Purportedly a beloved sound tech who died from stroke complications in 2020. We found several “Kenneth/Kenny Franklin” obits in the world—none linked to the series. No network card, no production tribute, no press. It reads like an Internet telephone game, not a verified loss.


So…who has the Counting Cars circle publicly mourned?

Industry legends and loved ones, not a secret wave of cast deaths. One example: custom‑bike icon Arlen Ness (not a cast member, but revered in the community) died in 2019; tributes poured in across motorcycle media and from builders who admired him—including Counting Cars personalities. That’s how real remembrances look: widely reported, sourced, and specific.

Shannon’s father James “Jimmy” Aikau (a heavy‑machinery mechanic and rider) passed in 2006; the family and bike community marked his memory at the time. That’s a documented, personal loss—not a rumor.


Why these “RIP” lists spread—and how to shut them down

They reward emotion without verification. When a familiar face disappears from new episodes, a hiatus becomes a headstone in the rumor mill.
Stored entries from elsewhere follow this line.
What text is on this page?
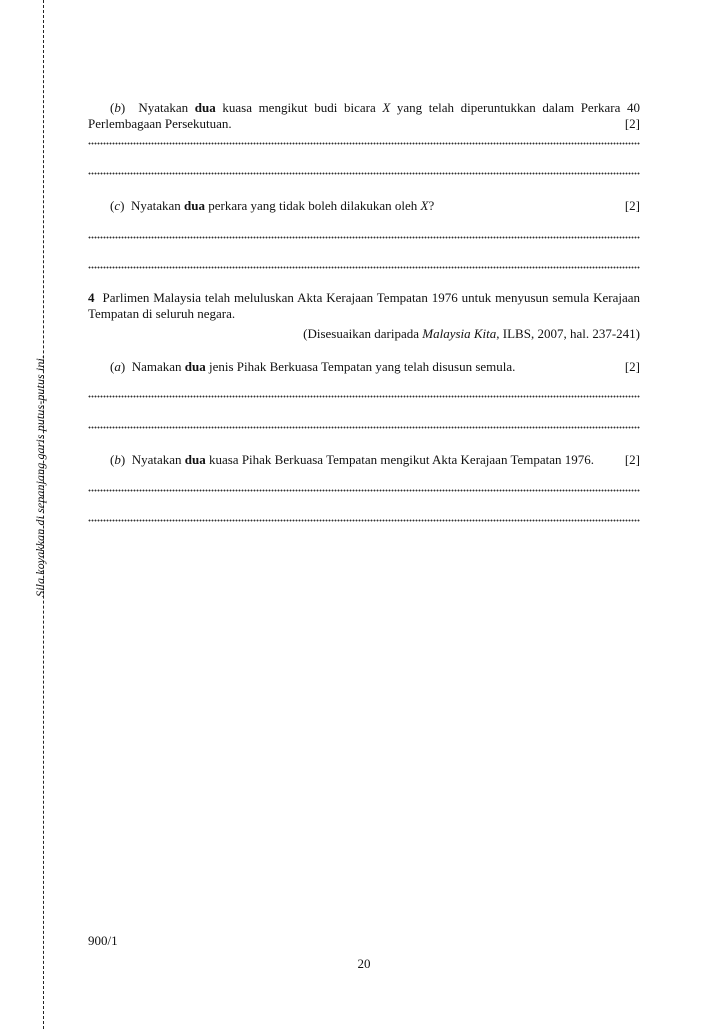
Sila koyakkan di sepanjang garis putus-putus ini.
(b)  Nyatakan dua kuasa mengikut budi bicara X yang telah diperuntukkan dalam Perkara 40 Perlembagaan Persekutuan.	[2]
(c)  Nyatakan dua perkara yang tidak boleh dilakukan oleh X?	[2]
4 Parlimen Malaysia telah meluluskan Akta Kerajaan Tempatan 1976 untuk menyusun semula Kerajaan Tempatan di seluruh negara.
(Disesuaikan daripada Malaysia Kita, ILBS, 2007, hal. 237-241)
(a)  Namakan dua jenis Pihak Berkuasa Tempatan yang telah disusun semula.	[2]
(b)  Nyatakan dua kuasa Pihak Berkuasa Tempatan mengikut Akta Kerajaan Tempatan 1976. [2]
900/1
20
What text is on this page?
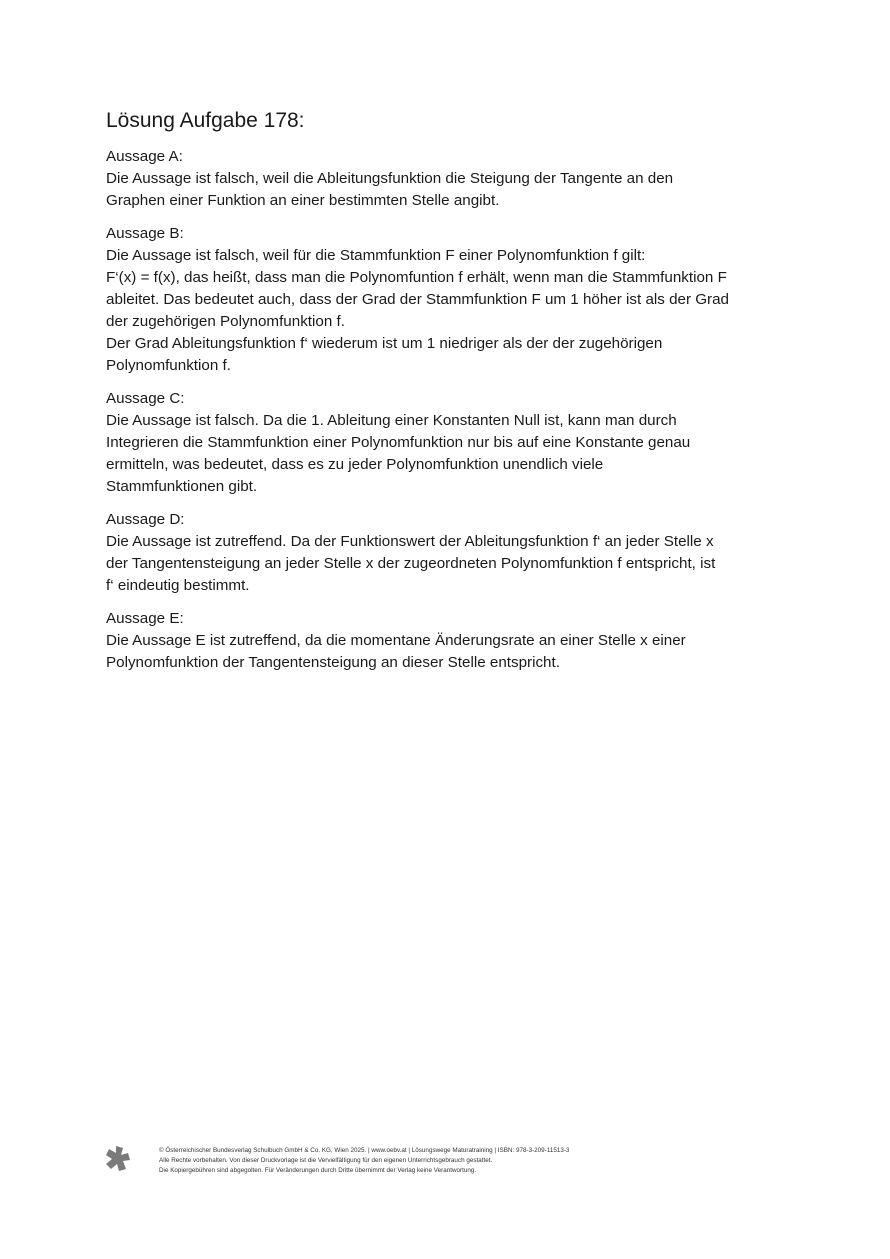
Lösung Aufgabe 178:

Aussage A:

Die Aussage ist falsch, weil die Ableitungsfunktion die Steigung der Tangente an den

Graphen einer Funktion an einer bestimmten Stelle angibt.

Aussage B:

Die Aussage ist falsch, weil für die Stammfunktion F einer Polynomfunktion f gilt:

F‘(x) = f(x), das heißt, dass man die Polynomfuntion f erhält, wenn man die Stammfunktion F

ableitet. Das bedeutet auch, dass der Grad der Stammfunktion F um 1 höher ist als der Grad

der zugehörigen Polynomfunktion f.

Der Grad Ableitungsfunktion f‘ wiederum ist um 1 niedriger als der der zugehörigen

Polynomfunktion f.

Aussage C:

Die Aussage ist falsch. Da die 1. Ableitung einer Konstanten Null ist, kann man durch

Integrieren die Stammfunktion einer Polynomfunktion nur bis auf eine Konstante genau

ermitteln, was bedeutet, dass es zu jeder Polynomfunktion unendlich viele

Stammfunktionen gibt.

Aussage D:

Die Aussage ist zutreffend. Da der Funktionswert der Ableitungsfunktion f‘ an jeder Stelle x

der Tangentensteigung an jeder Stelle x der zugeordneten Polynomfunktion f entspricht, ist

f‘ eindeutig bestimmt.

Aussage E:

Die Aussage E ist zutreffend, da die momentane Änderungsrate an einer Stelle x einer

Polynomfunktion der Tangentensteigung an dieser Stelle entspricht.

© Österreichischer Bundesverlag Schulbuch GmbH & Co. KG, Wien 2025. | www.oebv.at | Lösungswege Maturatraining | ISBN: 978-3-209-11513-3

Alle Rechte vorbehalten. Von dieser Druckvorlage ist die Vervielfältigung für den eigenen Unterrichtsgebrauch gestattet.

Die Kopiergebühren sind abgegolten. Für Veränderungen durch Dritte übernimmt der Verlag keine Verantwortung.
Videos copy one another; a single invented detail (a middle name, a cause of death) gets repeated until it feels “true.” Don’t confuse repetition with sourcing. If a claim is real, you’ll see any of the following:

A statement from History or Leftfield Pictures (the producers)

A post from Count’s Kustoms or the individual’s official page

Coverage in credible outlets (regional press, trade media, obituaries)

If none of those exist, it’s almost certainly clickbait. Period.


The heartbeat that actually endures

Part of Counting Cars’ charm was always the blend of skill and soul—Shannon’s measured craft, Ryan’s candies and flakes, Mike’s chaotic genius, Kevin’s steady hand, Danny’s vision. The show hasn’t aired new episodes since 2021, but the shop lives on—building metal you can actually stand in front of, tour, and fall in love with. That’s a legacy you can verify with your own eyes.


Final word: Honor with facts, not fiction

If someone you admire does pass, they deserve more than a recycled listicle. They deserve sources, dates, context—and your time to read them. Until then, be the fan who pauses the share button and asks: Who’s saying this, and where’s the proof? The Count’s crew built on passion; let’s uphold them with truth.

Have a reputable source we missed? Share it—and make sure it’s from the network, the shop, a verified family statement, or a mainstream outlet. Until then, the most respectful tribute is accuracy.